In what is perhaps the most closely watched and most talked-about election in the history of the Italian wine industry, the town of Montalcino and Italian wine industry observers across the peninsula are bracing for the May 18 election of new members and president of the administration of the Brunello producers association (Consorzio del Vino Brunello di Montalcino).
Tensions on the ground are high: in the wake of the recent Brunello controversy (which emerged after producers were accused of adding unauthorized grapes to their wines), authorities recently released the names of 6 persons who have been indicted for “adulterating” their wines, selling fraudulent products, and lying to government officials (11 other individuals accepted plea bargains, according to reports, thus avoiding trial and public scrutiny).
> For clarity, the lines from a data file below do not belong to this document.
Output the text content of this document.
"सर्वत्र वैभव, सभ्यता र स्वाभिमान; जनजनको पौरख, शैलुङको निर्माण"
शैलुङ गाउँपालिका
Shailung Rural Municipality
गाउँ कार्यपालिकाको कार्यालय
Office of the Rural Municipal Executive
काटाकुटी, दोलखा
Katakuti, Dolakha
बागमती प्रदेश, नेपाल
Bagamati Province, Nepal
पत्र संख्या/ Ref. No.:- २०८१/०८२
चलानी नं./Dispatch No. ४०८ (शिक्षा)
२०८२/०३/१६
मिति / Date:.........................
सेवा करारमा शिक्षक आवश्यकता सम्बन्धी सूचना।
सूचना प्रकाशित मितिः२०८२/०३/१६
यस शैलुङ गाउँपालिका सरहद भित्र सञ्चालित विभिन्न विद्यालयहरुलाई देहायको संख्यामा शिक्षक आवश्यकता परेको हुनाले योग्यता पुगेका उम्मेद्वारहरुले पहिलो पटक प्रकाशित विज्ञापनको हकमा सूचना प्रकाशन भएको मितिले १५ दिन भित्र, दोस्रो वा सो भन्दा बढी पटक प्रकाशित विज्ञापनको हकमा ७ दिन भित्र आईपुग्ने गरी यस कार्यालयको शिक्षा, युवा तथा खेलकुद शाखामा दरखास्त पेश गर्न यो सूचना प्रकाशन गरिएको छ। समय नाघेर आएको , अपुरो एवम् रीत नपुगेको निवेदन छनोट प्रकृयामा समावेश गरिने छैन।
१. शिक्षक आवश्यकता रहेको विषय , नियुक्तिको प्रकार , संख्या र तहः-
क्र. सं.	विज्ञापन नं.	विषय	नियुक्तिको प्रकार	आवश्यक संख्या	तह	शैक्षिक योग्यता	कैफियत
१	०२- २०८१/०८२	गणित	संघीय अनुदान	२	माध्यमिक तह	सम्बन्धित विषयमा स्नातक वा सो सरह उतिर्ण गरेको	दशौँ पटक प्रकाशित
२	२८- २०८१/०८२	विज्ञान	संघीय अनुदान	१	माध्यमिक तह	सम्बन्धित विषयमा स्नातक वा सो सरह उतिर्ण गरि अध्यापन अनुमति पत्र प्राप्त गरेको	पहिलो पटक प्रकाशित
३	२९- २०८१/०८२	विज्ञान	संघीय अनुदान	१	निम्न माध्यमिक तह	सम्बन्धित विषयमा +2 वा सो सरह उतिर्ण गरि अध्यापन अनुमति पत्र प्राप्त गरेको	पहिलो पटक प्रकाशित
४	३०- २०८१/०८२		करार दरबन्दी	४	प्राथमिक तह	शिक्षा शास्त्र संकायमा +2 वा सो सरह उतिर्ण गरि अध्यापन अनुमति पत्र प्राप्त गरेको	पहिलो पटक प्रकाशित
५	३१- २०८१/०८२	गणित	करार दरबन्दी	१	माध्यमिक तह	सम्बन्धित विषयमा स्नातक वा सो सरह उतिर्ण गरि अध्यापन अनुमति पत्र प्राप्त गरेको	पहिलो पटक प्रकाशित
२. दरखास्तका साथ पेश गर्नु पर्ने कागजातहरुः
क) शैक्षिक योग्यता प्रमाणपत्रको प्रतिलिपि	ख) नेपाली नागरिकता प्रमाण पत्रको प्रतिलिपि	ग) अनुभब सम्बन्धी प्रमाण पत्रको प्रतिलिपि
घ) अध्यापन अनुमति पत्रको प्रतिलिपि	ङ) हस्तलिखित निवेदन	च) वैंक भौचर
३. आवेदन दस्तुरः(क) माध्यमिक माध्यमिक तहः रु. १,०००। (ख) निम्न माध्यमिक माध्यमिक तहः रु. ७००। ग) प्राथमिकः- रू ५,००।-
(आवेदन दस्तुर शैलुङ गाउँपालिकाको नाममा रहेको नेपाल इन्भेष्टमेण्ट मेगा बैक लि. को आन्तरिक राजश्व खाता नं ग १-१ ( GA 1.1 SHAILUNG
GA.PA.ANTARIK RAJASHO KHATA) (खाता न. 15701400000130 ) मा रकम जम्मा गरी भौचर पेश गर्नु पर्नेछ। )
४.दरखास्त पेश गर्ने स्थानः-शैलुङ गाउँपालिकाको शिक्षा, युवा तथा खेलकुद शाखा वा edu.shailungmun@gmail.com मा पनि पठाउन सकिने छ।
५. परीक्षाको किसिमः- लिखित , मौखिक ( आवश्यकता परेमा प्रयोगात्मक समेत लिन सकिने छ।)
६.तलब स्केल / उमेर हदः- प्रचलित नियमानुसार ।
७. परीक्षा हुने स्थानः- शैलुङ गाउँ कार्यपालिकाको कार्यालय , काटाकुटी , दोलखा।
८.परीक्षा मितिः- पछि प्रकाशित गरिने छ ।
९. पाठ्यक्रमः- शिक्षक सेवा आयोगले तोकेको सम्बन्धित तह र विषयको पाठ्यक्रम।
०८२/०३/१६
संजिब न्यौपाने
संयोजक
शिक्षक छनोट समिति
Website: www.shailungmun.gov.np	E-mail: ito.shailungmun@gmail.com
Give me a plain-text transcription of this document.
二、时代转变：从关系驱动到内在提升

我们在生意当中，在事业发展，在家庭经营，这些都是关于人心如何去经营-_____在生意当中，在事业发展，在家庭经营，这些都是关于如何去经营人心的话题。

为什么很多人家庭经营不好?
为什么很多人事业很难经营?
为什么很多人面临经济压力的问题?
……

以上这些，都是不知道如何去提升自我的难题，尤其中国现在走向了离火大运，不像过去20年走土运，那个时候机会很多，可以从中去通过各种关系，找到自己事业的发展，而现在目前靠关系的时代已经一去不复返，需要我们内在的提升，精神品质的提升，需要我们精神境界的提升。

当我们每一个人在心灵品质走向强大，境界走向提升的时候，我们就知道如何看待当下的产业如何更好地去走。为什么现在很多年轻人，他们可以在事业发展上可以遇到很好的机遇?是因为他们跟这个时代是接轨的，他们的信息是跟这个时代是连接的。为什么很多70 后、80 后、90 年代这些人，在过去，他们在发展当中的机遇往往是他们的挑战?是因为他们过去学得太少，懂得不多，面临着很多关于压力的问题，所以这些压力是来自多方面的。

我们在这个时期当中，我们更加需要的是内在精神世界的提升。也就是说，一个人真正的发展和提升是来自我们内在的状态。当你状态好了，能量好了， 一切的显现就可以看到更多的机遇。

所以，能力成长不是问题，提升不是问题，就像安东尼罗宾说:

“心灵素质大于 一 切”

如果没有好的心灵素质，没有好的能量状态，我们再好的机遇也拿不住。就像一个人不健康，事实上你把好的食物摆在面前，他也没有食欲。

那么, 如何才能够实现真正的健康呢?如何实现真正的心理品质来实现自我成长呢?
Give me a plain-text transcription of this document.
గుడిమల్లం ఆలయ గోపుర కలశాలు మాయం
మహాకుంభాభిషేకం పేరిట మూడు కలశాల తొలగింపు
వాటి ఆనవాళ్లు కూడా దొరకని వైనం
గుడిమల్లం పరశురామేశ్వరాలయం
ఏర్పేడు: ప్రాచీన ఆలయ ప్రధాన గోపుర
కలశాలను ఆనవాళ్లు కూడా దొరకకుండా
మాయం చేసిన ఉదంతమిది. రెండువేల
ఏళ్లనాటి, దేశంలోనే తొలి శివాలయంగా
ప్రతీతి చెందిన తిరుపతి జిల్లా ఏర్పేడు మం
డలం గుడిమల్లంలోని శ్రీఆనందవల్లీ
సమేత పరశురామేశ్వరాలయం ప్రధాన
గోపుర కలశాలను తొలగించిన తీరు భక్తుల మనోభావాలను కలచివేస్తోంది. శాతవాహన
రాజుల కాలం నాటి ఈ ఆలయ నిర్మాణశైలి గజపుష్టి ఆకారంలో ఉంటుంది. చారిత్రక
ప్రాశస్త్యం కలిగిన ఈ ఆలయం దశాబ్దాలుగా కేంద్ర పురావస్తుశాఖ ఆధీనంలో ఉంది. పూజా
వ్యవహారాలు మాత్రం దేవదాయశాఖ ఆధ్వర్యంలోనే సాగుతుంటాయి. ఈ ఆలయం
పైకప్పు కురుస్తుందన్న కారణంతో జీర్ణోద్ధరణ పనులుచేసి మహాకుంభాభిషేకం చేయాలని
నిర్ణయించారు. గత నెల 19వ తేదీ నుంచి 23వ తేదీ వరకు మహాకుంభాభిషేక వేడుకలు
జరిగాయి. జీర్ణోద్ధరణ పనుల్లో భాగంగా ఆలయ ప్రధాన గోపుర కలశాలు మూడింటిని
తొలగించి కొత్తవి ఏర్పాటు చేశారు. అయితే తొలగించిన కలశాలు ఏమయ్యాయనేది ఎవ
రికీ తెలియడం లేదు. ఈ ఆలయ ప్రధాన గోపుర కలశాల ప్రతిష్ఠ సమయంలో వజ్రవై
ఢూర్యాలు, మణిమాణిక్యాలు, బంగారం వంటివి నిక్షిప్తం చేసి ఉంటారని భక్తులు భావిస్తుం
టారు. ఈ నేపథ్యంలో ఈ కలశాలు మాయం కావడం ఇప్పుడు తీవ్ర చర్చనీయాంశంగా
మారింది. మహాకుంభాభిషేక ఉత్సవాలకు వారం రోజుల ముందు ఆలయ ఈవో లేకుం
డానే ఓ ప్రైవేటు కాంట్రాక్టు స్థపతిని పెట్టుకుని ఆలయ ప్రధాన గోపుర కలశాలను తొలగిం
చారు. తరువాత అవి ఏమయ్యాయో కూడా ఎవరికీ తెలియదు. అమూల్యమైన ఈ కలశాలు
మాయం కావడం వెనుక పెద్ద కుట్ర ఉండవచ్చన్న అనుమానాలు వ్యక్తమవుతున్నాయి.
The current director of the producers association is among those indicted by authorities and the previous president was forced to resign after he was implicated (although later exonerated) in the inquiry.
In a page seemingly torn from a Verga novella, matters have been aggravated there last week by the circulation of an anonymous and heinous letter defaming some of the more notable candidates.
Yesterday, relative newcomer to Montalcino, Angelo Gaja (more famous for his Piedmont properties and his controversial approach to the vinification of Langa wines), released a statement in which he addressed members of the producers association, informing them that the promotion of tourism and its infrastructure in Montalcino should be their primary concern. He also endorsed the candidacy of veteran producer Donatelli Cinelli Colombini, a producers with a wealth of experience in promoting tourism, he wrote, the only woman in a “council formed solely by men.”
Following publication of the document in the Gambero Rosso forum, the Italian wine blogosphere exploded with reactions, for the most part disparaging Gaja’s omission of issues of transparency and regulation.
A number of high-profile observers of the Italian wine industry have posted strong reactions to events on the ground and to Gaja’s open letter: VinoWire editor and author of the influential blog Vino al Vino Franco Ziliani marveled that Gaja did not address his previously published statements in which he proposed reforms of appellation regulations and a new more flexible DOC; southern Italy’s leading wine blogger, Luciano Pignataro proposed 10 challenging “questions for the new president of the consortium”; and Antonio Tomacelli, editor of the widely popular blog Intravino, wrote “There’s no question that tourists play their part, for goodness’s sake, but they come to shake hands with Brunello producers — a difficult operation, especially when they’re wearing handcuffs.”